I guess I will use VEP gnomad hg38 vcf for now. But it's strange that the official one from gnomAD missed this SNP..
Thanks
Edit 17/10/2019 :
As gnomAD v3.0 is now out. They re-analyse WGS on hg38 (not a "simple" lift-over). I can now see the SNP of interest :
bcftools view -H https://storage.googleapis.com/gnomad-public/release/3.0/vcf/genomes/gnomad.genomes.r3.0.sites.chr17.vcf.bgz chr17:43884083-43884083
chr17 43884083 rs231518 C T 1.67035e+07 PASS AC=16885;AN=143172;AF=0.117935;variant_type=snv;n_alt_al ...
Problem solved. Thanks gnomAD ;)
Thanks Pierre. However I've an other example with this SNP where liftover exists :
looking in gnomAD hg38 (liftover from hg19 gnomAD vcf) no results.

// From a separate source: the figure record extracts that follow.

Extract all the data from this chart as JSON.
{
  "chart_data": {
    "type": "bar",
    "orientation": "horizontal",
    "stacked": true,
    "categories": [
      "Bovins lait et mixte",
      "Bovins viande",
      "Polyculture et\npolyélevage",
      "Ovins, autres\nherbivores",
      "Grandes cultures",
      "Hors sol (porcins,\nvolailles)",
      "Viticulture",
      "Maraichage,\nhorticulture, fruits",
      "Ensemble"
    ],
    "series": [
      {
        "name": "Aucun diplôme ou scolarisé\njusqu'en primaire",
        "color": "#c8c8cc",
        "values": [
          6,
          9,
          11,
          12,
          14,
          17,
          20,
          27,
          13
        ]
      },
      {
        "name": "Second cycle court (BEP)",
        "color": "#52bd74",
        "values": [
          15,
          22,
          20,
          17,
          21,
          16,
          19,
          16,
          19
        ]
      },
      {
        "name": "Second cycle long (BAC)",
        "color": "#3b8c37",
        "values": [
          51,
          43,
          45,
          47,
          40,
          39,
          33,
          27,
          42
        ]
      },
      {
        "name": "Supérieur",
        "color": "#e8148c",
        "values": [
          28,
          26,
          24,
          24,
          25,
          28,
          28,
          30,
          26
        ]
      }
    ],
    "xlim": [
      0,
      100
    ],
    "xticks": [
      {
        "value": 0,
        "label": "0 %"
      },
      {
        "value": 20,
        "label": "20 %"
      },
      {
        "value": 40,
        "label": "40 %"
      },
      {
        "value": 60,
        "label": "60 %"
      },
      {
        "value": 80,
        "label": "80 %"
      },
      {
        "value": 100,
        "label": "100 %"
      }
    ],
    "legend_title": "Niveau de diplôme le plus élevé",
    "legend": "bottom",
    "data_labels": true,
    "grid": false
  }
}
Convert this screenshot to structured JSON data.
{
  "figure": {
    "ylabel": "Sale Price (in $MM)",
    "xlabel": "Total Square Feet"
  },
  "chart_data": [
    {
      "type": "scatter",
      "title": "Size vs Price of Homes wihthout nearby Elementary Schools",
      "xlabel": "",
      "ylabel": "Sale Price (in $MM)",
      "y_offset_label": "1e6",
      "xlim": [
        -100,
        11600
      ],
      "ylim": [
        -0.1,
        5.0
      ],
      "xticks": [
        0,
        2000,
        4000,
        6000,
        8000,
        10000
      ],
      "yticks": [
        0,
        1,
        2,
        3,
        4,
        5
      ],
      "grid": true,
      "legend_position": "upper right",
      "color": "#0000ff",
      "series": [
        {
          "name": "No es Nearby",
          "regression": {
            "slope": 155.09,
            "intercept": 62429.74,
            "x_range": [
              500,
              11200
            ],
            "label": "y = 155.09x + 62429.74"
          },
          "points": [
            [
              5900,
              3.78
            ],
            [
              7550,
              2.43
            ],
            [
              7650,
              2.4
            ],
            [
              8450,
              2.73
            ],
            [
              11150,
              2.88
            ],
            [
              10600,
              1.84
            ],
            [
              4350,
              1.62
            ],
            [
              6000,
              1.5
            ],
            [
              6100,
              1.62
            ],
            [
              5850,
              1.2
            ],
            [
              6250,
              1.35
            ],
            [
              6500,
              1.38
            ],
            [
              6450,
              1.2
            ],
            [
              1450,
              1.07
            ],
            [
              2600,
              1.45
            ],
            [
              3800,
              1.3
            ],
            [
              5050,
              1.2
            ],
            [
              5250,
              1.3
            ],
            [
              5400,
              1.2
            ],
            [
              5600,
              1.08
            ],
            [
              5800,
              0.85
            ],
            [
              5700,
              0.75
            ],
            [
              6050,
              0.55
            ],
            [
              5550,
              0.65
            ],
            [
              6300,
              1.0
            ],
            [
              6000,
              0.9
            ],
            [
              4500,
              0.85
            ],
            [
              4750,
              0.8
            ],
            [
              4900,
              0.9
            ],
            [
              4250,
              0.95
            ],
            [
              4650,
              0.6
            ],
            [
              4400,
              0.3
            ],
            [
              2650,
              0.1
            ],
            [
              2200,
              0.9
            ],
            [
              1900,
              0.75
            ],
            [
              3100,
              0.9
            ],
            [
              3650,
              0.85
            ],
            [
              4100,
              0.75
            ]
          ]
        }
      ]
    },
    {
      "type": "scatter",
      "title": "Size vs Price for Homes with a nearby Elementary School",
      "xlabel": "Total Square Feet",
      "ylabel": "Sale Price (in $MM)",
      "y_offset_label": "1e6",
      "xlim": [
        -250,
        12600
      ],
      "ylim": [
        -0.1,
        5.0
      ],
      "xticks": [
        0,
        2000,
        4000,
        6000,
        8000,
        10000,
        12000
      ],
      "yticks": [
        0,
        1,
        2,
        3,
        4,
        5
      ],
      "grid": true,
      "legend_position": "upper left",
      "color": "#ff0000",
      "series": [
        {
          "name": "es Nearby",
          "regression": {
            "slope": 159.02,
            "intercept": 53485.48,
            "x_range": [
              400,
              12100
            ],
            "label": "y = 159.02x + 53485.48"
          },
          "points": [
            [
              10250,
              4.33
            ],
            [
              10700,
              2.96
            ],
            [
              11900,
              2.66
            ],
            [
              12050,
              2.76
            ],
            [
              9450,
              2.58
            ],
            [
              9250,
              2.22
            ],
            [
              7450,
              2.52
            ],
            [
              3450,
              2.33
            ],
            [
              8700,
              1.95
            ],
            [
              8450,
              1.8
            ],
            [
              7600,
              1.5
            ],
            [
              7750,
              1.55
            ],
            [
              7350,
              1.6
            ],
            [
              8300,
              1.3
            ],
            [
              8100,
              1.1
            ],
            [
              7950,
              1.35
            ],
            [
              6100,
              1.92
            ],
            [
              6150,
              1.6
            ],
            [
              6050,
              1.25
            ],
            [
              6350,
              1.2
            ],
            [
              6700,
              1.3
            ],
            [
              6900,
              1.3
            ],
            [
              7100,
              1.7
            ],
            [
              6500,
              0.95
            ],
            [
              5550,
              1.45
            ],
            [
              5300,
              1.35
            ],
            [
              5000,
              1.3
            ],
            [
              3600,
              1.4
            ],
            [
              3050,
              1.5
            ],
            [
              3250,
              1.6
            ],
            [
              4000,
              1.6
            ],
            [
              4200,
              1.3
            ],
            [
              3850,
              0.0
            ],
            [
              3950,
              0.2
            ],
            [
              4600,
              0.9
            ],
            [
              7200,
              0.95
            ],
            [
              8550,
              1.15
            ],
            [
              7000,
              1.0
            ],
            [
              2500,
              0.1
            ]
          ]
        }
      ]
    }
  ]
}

After lifting over the position to hg19 I found
chr17:41961451
. Looking on gnomAD website this variant17-41961451-T-C
pops at this position : https://gnomad.broadinstitute.org/variant/17-41961451-T-CIn fact genome sequence between hg19 and hg38 are different. In hg19 the ref is T ; in hg38 the ref is C. In this case reaf and alt are switched between hg19 and hg38. Now I would like to know if there is a way to annotate my hg38 variant of interest 17-43884083-C-T based on this . In the current example the gnomAD AF should be 0.8893. One idea would be for all heterozygote SNP to test both ref-alt and alt-ref (e.g. C-T and T-C) against gnomAD.